Facebook nel mirino anche in Asia

In Vietnam, Cambogia, Filippine, Myanmar e Sri Lanka il colosso del social media è sotto accusa per manipolazioni della comunicazione mediante i nuovi algoritmi introdotti. Una foto degli appunti di Zuckernerg al congresso americano svela interessi di competizione con il mercato cinese

di Alessandra Fabbretti

I problemi per Mark Zuckerberg non si limiterebbero ai profili violati da Cambridge Analytica. Molte le accuse di censura e complicità con i governi, un fenomeno che coinvolge in particolare l’Asia. È il caso di Vietnam, Cambogia e Filippine, dove difensori dei diritti umani, giornalisti e oppositori politici sostengono che i nuovi algoritmi e i meccanismi di “segnalazione dei contenuti inappropriati” siano diventati un’arma dei governi per controllare e imbavagliare il dissenso.
Di recente, il governo del Vietnam ha rivelato di aver creato un’intera divisione speciale per la sicurezza informatica. Per gli attivisti, il lavoro di questa unità consisterebbe nel gestire centinaia di profili falsi finalizzati a segnalare i contenuti contrari alle politiche di Hanoi, ottenendo da Facebook l’automatico oscuramento.

Emblematico anche il caso della Cambogia, dove a luglio ci saranno le elezioni politiche segnate dalle “minacce” del premier uscente a chi voterà per il partito di opposizione. Il cambio di algoritmo nella selezione delle notizie che finiscono nelle homepage degli utenti, starebbe tagliando fuori i contenuti delle pagine. Preoccupati i giornali o i gruppi della società civile, che temono un duro colpo per le voci della dissidenza.
Altro fenomeno a cui Facebook si presterebbe suo malgrado è quello di attirare le critiche dei governi: Myanmar e Sri Lanka sostengono che il social network abbia potenziato le ostilità tra gruppi etnici. Qualche osservatore però teme che dietro a “motivazioni credibili e accettabili”, le istituzioni adottino misure volte a limitare le attività sul web. Qualcosa di simile è già avvenuto in Malesia dove, a pochi mesi dalle elezioni generali, il Parlamento ha approvato una legge che prevede fino a sei anni di reclusione per chi diffonde “bufale” sul web.
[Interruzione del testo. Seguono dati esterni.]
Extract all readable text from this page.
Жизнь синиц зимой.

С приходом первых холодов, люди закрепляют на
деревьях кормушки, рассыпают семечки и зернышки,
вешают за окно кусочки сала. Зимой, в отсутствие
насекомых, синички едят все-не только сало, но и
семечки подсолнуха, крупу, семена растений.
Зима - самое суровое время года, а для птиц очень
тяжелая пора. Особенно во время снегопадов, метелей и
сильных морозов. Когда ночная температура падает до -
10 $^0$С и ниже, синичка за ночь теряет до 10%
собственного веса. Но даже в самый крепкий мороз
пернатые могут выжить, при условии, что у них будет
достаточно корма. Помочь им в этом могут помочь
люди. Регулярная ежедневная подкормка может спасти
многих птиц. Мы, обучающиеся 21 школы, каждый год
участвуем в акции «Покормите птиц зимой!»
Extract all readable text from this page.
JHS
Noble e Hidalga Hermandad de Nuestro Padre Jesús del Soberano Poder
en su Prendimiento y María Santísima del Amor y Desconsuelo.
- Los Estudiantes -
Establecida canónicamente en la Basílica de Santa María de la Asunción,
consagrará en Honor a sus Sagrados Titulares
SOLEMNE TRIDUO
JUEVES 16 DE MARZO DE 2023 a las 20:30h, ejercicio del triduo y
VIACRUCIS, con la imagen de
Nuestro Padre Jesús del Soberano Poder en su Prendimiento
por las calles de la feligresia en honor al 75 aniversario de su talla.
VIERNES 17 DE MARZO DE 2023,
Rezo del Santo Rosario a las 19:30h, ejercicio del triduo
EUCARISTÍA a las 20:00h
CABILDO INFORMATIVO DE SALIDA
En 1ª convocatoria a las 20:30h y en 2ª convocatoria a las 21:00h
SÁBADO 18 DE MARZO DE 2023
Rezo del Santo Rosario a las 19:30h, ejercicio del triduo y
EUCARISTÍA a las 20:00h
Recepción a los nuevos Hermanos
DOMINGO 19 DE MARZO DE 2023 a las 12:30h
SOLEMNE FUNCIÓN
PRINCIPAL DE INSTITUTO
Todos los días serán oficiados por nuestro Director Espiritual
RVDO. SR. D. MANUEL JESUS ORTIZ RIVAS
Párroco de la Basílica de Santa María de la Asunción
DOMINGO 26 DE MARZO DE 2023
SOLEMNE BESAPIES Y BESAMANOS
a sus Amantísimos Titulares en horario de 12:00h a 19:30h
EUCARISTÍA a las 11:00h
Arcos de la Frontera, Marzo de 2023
Una emblematica espressione di Mark Zuckerberg al Congresso americano

Desta sospetti infine quanto detto dal fondatore di Facebook, ascoltato per due giorni dal Congresso americano per la vicenda Camridge Analytica: i giornalisti della stampa straniera hanno scovato tra i suoi appunti un riferimento alla competizione tra il mercato dell’high tech cinese e quello statunitense. “Spazzare via Facebook? Le società di informatica statunitensi sono un valore chiave per l’America, il loro indebolimento rafforzerebbe le società cinesi”, si legge in una fotografia “rubata”. Un punto che lo stesso Zuckerberg ha sostenuto davanti a deputati e senatori. Il problema – osserva la testata Quarz – è che tali affermazioni contraddicono la “politica conciliante” che Zuckerberg sta avendo nei confronti delle autorità cinesi, le quali dal 2009 mantengono il blocco su Facebook proprio per rafforzare la censura sul web.
Inoltre, il settore su cui le aziende informatiche americane risultano più indietro è quello dei software di riconoscimento facciale. Sul software invece la Cina è all’avanguardia: Pechino lo utilizza anche a fini di “sicurezza pubblica”. Incoraggiare allora a colmare quel gap andrebbe contro le posizioni dei difensori dei diritti umani, che vi intravedono un’altra forma di controllo del governo praticamente ineludibile.